Cat. Such a simple word, just three letters, one syllable, but conveying so much magnificence. Really, one might expect that we cats would be known by a more regal word. But cat is what you English-speaking humans have stuck us with, and so I, Miss Cuddlywumps, am making the most of it.
I have been making the most of it by sending She of Little Talent to this thing called Internet to explore the origins of cat and report back to me. For once, she has not disappointed. True, she is cooking up an unnecessarily complex answer to my very simple question, but that is how she is: complex and often unnecessary.
To begin with, versions of cat are everywhere in Europe: Italian gatto, Spanish gato, Portuguese gato, French chat, Slovene, Russian, and Polish kot, Finnish katti. All this similarity, but the Oxford English Dictionary says it does not know the word’s origin. So I am left to draw my own conclusions, and here they are:
There is the excellent Latin word catta (from the first century AD). See also the equally excellent Byzantine Greek word katta (from the fourth century AD). That is good enough for me. Cat is from Latin and Greek. We are classical creatures.

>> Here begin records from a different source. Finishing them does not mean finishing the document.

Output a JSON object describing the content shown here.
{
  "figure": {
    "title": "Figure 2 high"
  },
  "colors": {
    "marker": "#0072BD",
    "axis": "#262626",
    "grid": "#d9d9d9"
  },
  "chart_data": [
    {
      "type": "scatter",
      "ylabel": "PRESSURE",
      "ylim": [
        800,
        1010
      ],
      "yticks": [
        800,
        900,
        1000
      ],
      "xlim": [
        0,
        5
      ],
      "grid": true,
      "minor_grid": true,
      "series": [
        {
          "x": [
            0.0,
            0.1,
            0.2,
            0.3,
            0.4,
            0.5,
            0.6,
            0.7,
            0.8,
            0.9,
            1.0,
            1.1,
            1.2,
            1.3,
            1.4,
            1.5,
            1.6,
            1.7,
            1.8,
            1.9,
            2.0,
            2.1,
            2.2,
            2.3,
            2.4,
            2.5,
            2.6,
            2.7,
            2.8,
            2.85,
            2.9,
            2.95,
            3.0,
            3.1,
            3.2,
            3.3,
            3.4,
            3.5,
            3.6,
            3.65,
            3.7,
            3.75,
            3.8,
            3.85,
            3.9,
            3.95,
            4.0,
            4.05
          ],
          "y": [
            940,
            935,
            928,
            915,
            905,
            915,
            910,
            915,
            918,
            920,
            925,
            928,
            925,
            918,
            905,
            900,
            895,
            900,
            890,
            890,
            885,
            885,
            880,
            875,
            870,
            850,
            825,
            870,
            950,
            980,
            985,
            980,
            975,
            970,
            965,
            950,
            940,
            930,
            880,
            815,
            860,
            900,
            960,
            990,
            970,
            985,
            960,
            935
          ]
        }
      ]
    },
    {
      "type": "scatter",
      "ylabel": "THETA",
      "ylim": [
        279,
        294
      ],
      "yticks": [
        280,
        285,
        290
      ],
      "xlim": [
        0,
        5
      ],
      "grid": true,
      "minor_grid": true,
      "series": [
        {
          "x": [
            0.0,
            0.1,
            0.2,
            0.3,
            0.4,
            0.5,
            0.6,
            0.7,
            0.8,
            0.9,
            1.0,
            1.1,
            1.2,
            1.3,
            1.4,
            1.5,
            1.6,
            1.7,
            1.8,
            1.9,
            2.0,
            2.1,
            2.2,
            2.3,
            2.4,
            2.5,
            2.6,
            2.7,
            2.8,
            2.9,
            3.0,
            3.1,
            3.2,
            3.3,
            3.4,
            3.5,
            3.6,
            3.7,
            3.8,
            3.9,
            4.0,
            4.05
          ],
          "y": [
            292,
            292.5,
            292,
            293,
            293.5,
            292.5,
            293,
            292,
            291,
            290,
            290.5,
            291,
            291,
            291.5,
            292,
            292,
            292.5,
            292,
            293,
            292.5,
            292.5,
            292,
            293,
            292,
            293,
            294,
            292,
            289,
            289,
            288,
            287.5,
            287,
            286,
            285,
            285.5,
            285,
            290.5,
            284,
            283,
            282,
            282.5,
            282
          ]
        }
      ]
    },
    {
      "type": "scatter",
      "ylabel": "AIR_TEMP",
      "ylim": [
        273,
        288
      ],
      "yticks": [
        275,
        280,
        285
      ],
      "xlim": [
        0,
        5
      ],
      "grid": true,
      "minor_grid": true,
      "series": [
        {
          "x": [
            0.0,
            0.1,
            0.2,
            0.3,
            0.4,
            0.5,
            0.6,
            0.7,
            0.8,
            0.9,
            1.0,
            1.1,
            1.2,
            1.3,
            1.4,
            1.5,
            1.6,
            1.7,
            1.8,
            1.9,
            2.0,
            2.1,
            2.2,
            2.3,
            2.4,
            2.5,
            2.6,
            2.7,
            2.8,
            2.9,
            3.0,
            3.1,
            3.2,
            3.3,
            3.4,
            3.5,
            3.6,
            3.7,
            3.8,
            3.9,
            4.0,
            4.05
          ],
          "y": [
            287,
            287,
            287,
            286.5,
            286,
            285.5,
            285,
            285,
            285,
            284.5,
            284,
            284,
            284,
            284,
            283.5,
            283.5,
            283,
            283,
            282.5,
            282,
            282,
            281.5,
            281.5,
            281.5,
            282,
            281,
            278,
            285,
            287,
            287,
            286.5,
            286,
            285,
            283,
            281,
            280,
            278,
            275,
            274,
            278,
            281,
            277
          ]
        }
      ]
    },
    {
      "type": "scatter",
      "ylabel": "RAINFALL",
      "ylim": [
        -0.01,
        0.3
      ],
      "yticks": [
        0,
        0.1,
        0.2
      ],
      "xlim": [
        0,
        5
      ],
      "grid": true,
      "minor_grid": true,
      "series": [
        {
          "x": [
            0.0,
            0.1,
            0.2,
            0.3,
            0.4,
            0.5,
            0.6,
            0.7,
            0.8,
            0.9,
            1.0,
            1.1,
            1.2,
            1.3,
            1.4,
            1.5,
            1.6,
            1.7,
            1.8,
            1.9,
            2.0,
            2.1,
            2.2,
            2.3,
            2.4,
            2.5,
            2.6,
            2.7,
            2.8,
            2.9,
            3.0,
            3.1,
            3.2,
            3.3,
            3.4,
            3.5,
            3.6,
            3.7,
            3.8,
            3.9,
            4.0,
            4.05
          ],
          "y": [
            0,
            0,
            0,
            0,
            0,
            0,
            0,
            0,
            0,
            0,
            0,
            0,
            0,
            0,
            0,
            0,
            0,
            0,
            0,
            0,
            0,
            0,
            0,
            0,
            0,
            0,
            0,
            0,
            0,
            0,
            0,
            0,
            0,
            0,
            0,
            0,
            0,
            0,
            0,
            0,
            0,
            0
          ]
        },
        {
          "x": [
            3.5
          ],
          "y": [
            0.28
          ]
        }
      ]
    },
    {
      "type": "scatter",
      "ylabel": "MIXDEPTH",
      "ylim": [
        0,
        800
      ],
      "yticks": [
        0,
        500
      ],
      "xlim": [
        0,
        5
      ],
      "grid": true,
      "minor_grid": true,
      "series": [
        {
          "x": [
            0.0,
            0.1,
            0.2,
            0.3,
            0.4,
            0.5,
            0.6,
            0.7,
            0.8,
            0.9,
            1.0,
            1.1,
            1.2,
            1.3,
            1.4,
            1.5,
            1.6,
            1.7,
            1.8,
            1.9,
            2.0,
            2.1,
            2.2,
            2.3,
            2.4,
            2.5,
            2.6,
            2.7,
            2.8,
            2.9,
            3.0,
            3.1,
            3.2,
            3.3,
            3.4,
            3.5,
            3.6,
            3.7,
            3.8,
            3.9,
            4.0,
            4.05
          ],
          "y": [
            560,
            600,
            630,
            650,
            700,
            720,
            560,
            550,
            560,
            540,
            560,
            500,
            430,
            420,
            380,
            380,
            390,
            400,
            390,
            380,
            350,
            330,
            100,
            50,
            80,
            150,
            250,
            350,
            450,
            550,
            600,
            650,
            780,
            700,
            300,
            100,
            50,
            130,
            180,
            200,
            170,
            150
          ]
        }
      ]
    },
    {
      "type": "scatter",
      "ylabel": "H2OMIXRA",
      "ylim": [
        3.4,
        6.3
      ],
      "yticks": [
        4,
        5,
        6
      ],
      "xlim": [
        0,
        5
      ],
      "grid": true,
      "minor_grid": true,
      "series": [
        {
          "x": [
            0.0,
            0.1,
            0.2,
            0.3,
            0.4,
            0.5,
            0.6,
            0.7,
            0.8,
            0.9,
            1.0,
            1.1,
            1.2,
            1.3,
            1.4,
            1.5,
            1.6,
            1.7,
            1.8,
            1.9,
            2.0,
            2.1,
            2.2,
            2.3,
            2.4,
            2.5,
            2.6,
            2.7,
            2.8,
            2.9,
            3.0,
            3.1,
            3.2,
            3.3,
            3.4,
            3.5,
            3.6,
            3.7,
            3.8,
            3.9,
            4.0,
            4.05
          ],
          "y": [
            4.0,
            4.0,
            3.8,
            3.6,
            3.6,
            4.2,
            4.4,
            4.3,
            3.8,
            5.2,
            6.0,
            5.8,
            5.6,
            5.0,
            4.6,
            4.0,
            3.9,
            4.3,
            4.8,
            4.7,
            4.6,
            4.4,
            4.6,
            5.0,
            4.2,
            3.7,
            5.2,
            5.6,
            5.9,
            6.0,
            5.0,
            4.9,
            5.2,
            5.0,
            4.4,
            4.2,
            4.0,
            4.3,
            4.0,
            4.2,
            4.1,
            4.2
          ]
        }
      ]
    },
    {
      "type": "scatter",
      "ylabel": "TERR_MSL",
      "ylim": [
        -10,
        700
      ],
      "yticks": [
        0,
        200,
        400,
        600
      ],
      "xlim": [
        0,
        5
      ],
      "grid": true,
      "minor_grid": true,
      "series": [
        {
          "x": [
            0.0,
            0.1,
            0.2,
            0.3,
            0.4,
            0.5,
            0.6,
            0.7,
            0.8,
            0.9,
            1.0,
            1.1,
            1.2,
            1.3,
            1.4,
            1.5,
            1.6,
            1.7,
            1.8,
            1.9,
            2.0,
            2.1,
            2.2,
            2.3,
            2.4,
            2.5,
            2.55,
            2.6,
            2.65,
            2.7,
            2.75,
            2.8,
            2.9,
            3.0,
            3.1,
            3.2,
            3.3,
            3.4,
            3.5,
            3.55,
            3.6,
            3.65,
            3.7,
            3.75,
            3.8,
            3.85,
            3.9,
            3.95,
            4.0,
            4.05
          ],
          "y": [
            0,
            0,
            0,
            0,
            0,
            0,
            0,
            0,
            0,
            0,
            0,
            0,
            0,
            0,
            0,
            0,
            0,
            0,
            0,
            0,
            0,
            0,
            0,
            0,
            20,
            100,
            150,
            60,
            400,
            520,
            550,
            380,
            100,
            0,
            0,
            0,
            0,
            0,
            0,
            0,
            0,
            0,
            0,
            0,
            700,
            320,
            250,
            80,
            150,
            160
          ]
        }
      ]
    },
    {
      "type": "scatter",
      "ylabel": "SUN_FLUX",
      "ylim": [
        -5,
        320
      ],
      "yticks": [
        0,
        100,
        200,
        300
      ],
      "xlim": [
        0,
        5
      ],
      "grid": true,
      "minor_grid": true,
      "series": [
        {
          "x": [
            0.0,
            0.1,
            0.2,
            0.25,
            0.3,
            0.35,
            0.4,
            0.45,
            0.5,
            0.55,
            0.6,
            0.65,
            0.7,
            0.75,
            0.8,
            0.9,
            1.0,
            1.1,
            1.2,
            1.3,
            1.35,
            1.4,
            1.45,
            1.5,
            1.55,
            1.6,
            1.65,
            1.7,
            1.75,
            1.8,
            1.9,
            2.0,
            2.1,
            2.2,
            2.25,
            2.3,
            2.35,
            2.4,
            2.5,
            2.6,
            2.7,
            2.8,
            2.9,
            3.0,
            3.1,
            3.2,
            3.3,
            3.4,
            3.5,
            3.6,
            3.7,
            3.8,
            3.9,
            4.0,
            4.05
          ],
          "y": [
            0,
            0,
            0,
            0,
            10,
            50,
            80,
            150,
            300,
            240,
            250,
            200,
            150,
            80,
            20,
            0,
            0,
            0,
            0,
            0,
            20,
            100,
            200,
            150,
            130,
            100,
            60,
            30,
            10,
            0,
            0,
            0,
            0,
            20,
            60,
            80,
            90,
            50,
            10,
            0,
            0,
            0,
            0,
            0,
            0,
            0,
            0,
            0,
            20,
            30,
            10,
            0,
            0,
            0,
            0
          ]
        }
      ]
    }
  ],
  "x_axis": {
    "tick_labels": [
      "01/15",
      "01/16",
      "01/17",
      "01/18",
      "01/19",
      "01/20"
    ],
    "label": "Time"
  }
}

Oh yes, She of Little Talent is still in the corner prattling on about uncertainty, ancient Egyptian, and something called Afro-Asiatic, but I shall ignore her. I am classical from the tips of my ears to the end of my white-tipped tail.
Note: Roby Sweet (a.k.a. She of Little Talent) feels compelled to add that the OnlineEtymology Dictionary says the origins of cat are “probably ultimately Afro-Asiatic.”